Child's painting saying I want to be safe

“But then there was this other boy,” says Jessica continuing the story. “And I said to him ‘What do you want to be when you’re older?’ And he went quiet and I thought he didn’t understand the question, because there was a bunch of kids I was interacting with. I looked over at him again and realised he was really thinking about it. So I was like oh cool I’m going to get a good answer here.

“And he looked at me and he said, “Ma’am, we both know I’m not going to live that long. He wouldn’t even allow himself to dream about what he wanted to be.”

A march for children’s rights

Statistics are not enough. Every social problem has a tonne of human stories behind it.

These stories – and the children’s pictures – prompted the Justice Desk and the community of Bonteheuwel to organise a march for the rights of children on 30 June 2018.

“The march was so important to give these kids a platform, for them to say ‘Enough is enough! We want to have a future,’” says Jessica, adding that there are over 60,000 people in Bonteheuwel, “but they don’t have a police station.”

Children marching for their rights in June 2018

Kayla describes the march. “It was a rainy day. We had children marching alongside us. So children were in the middle and adults were just on the outside to make sure these children were safe. And in the distance you could hear gunshots being fired.”

“We had to like direct our march between the gangs so they wouldn’t shoot us while we were marching,” adds Jessica, “But those kids were like, ‘Ach man! It’s popcorn!’ It was incredible!”

Persuading the police

The march ended with the Justice Desk and the community handing over the Bonteheuwel Peace Memorandum to the South Africa Police Service (SAPS) and government counsellors. In the Peace Memorandum they demanded the community get a police station protect the people of the area.

“Within a week,” says Jessica, “the police had contacted us and asked us for a meeting. They increased the patrols. They set up a silo police station. And the local South African Police Service is supporting our movement to have a fully fledged police station brought.”

Community empowerment

Since July the police have been meeting monthly with Justice Desk and the people of Bonteheuwel. Jessica says, “The people in the community are saying ‘This is incredible!’ There are police officers driving through the streets. That’s something that they’ve never had before.

 Kayla emphasises that the Justice Desk’s approach is successful because they work with the community and give them the skills, the resources and tools, to advocate for what they need.

Jessica agrees. “They were trying to get a police station for years and no one was listening. All we did was we trained the local people. We equipped them. We showed them how to do a memorandum and how to communicate with a system like the police service.”

A good example of this, is the training Justice Desk did with the community on approaching the police and persuasion techniques.
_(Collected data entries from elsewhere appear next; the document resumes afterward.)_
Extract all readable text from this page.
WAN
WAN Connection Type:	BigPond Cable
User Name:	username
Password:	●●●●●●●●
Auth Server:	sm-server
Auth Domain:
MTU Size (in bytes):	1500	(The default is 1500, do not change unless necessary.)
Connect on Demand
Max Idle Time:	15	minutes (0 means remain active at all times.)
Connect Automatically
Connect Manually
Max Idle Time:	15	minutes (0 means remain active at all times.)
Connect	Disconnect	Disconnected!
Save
“We kind of prepped them before, said ‘These are the key things that they want to hear, so this is the kind of thing you want to say.’”

Things like:

  • Listen! We’re not angry with you police, we’re not here to challenge you.
  • We’re here to work together.
  • We’re here to make a change.
  • We’re here to support you in being better police.

We got them so ready for that meeting that they went in there and they kicked butt, says Jessica smiling. Those community leaders said all the right things.

And as Kayla points out, “They’re the experts in their community, not us. We know the tools and the resources and how to draft memorandums and how to do that and how to follow up, but they are the experts, they are the ones holding them accountable.”

Very young children marching for their right to safety

“They were trying to get a police station for years and no one was listening. All we did was we trained the local people, we equipped them, we showed them how to do a memorandum, and how to communicate with a system like the police service.”